Pests are relatively rare, although the geranium bronze butterfly (if found in your region) can drop its larvae onto this plant and kill it.


Pruning is typically not a common practice when it comes to Pelargonium cotyledonis plants, mainly because the leaves only grow for a short period of time in the months of summer.

However, in case the leaves grow quite dense, you can start pruning out some of the older growth, especially if there are some leaves that seem to be on the verge of decay. Generally, however, the leaves will shed on their own.

Potting and Repotting

You can use any kind of pot or container to grow Pelargonium cotyledonis. Make sure the pot comes with a drainage hole so that extra water can escape from the soil. You should also ensure proper width and depth for the roots.

Repot the plant once it grows large enough by taking a larger pot along with some fresh soil.

Propagating Pelargonium cotyledonis

If you wish to propagate Pelargonium cotyledonis on your own, you can either sow seeds or stem cuttings. For the seeds, you can obtain them either from stores or from the fruits of a mature plant, following which you can easily germinate them in a tray or directly in the soil.

You should ideally sow them in either spring or fall.

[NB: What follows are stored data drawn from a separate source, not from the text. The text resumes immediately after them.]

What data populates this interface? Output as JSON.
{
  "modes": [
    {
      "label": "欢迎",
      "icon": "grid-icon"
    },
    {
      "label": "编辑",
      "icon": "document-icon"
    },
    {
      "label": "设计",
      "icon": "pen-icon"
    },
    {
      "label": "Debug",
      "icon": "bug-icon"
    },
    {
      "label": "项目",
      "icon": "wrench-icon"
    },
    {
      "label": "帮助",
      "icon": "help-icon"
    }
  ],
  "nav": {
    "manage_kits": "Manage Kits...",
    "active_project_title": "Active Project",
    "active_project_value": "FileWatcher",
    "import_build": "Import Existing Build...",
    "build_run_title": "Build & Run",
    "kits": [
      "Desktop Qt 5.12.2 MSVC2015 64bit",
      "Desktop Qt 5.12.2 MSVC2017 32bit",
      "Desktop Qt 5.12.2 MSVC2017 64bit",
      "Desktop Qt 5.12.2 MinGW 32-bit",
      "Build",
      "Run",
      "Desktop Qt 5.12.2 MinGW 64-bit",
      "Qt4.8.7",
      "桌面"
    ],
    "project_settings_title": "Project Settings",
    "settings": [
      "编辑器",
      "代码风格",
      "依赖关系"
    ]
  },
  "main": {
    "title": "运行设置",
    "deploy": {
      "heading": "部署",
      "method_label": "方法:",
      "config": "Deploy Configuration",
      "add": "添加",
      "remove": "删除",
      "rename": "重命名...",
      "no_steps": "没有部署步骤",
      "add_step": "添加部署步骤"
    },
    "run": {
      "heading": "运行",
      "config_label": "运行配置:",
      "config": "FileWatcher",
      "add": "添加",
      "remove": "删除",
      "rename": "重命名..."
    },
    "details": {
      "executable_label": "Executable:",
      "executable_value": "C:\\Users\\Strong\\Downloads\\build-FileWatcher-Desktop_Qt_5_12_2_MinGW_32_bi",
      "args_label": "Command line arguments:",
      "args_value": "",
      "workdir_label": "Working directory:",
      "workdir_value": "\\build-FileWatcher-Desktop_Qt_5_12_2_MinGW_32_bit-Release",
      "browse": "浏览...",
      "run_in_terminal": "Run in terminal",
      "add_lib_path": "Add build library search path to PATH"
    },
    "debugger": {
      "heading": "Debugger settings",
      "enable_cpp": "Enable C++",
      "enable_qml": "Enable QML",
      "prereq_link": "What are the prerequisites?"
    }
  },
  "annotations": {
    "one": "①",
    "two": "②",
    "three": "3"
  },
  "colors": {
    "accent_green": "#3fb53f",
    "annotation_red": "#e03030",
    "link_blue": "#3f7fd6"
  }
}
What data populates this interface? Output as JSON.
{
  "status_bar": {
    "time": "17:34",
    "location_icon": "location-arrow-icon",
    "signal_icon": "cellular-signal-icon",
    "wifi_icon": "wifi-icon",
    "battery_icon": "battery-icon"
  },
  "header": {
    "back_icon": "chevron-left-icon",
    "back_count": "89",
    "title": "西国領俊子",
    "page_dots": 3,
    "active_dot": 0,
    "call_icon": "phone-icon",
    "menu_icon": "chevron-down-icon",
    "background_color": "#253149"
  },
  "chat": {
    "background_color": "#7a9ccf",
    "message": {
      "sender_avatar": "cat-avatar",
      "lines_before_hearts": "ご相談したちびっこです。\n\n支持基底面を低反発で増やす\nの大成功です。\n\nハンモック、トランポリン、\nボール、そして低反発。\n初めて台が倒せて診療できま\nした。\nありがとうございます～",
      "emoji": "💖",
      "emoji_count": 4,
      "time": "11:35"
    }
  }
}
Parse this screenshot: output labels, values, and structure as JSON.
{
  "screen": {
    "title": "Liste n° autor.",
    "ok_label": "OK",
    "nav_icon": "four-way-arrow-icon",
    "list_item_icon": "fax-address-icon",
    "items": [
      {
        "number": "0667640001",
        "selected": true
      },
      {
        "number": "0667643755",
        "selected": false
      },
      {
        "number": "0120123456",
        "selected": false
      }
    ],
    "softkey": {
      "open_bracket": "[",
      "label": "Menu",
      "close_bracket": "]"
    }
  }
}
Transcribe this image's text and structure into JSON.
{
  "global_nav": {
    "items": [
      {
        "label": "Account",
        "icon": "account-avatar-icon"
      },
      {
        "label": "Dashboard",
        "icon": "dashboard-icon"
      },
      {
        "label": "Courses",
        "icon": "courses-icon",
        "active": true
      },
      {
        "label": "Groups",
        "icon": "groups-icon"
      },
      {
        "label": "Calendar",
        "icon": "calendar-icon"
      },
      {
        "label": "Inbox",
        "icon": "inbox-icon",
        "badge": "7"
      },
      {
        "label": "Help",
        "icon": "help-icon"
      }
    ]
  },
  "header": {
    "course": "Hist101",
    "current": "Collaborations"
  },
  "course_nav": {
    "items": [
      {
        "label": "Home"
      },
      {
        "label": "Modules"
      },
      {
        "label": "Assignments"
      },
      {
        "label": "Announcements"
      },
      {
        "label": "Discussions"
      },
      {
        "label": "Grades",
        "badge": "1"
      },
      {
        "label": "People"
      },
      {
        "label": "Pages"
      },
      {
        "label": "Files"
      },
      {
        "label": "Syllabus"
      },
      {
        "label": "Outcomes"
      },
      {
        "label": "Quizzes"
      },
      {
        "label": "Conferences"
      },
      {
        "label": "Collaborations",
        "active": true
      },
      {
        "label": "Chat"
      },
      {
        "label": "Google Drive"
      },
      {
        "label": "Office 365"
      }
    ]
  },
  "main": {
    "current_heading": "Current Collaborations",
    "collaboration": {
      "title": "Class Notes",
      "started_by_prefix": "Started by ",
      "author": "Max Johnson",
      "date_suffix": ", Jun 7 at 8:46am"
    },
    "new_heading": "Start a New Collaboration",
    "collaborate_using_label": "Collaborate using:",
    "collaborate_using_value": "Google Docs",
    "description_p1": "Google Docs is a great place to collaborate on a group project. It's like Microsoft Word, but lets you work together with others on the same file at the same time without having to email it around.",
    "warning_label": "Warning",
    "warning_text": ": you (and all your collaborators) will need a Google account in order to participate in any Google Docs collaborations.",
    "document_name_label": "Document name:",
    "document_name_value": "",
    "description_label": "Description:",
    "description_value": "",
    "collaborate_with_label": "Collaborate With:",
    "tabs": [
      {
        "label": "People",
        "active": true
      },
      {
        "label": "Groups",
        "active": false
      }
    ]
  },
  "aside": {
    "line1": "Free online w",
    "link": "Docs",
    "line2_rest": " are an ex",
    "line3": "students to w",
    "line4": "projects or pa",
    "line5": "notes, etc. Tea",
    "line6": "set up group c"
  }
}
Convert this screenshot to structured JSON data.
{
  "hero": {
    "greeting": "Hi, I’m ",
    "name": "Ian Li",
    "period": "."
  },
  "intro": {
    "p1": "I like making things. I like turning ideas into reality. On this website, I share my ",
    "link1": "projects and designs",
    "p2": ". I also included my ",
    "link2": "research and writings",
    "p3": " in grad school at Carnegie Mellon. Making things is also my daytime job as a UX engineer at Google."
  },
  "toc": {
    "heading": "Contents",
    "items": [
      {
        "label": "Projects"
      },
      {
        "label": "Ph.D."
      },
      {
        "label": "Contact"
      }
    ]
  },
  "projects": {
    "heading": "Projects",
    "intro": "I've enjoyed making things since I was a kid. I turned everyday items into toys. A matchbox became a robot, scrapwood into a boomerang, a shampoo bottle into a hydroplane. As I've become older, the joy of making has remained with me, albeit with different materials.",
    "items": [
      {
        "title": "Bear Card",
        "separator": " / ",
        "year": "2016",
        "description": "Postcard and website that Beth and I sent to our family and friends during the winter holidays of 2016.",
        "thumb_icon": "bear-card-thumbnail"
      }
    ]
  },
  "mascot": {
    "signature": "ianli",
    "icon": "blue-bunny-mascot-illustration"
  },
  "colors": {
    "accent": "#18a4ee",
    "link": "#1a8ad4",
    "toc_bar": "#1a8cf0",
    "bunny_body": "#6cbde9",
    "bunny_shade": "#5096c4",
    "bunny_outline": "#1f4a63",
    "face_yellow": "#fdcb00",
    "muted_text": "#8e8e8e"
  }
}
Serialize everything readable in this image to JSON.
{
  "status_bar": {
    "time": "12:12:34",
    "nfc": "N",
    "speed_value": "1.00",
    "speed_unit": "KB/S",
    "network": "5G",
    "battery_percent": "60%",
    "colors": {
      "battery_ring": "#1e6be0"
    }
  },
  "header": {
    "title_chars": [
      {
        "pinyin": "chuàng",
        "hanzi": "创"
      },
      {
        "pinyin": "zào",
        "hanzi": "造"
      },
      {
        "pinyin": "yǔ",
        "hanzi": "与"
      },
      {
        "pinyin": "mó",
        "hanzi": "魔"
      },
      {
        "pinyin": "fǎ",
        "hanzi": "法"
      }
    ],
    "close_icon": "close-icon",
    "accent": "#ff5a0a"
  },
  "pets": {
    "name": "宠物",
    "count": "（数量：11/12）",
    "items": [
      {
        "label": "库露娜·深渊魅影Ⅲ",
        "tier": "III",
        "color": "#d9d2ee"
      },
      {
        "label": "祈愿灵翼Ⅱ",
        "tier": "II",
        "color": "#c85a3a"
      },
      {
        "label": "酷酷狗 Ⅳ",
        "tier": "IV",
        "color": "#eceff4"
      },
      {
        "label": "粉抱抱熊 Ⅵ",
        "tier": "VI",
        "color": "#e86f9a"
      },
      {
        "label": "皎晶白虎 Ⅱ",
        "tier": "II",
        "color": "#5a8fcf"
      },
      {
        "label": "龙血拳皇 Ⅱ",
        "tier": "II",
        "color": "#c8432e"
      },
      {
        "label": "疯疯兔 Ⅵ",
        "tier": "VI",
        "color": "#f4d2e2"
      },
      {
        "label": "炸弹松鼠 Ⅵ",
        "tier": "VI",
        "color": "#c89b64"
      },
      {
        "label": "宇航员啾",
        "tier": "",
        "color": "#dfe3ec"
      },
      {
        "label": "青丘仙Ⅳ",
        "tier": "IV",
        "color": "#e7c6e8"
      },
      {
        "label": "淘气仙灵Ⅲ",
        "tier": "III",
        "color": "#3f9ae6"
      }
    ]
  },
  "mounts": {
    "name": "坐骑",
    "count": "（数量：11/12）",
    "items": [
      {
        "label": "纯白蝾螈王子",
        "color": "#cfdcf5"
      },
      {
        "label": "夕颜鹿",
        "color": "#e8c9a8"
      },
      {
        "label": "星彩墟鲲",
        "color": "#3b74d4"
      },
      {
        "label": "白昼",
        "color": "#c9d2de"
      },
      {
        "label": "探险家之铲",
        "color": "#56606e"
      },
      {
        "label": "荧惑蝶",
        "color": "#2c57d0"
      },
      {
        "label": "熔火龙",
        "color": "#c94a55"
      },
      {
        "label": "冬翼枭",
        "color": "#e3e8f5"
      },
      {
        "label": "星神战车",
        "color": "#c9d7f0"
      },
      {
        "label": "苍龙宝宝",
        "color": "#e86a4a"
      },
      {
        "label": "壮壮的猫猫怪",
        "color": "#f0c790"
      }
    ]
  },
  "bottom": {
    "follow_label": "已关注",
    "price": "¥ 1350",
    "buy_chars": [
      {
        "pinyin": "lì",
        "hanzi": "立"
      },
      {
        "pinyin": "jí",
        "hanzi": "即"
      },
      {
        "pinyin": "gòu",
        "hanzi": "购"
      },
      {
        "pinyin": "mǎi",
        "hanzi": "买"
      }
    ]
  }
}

If you want to use stem cuttings, you should cut some stems from a mature plant, remove the leaves and root them using a rooting hormone. You can then sow them in a pot with a suitable kind of soil and care for them well.

If you have a greenhouse or growing area in your house, it can be ideal for you to grow these plants there. If not, growing them outdoors in a warm region or indoors as a houseplant where the plant receives ample sunlight can allow the plant to thrive too.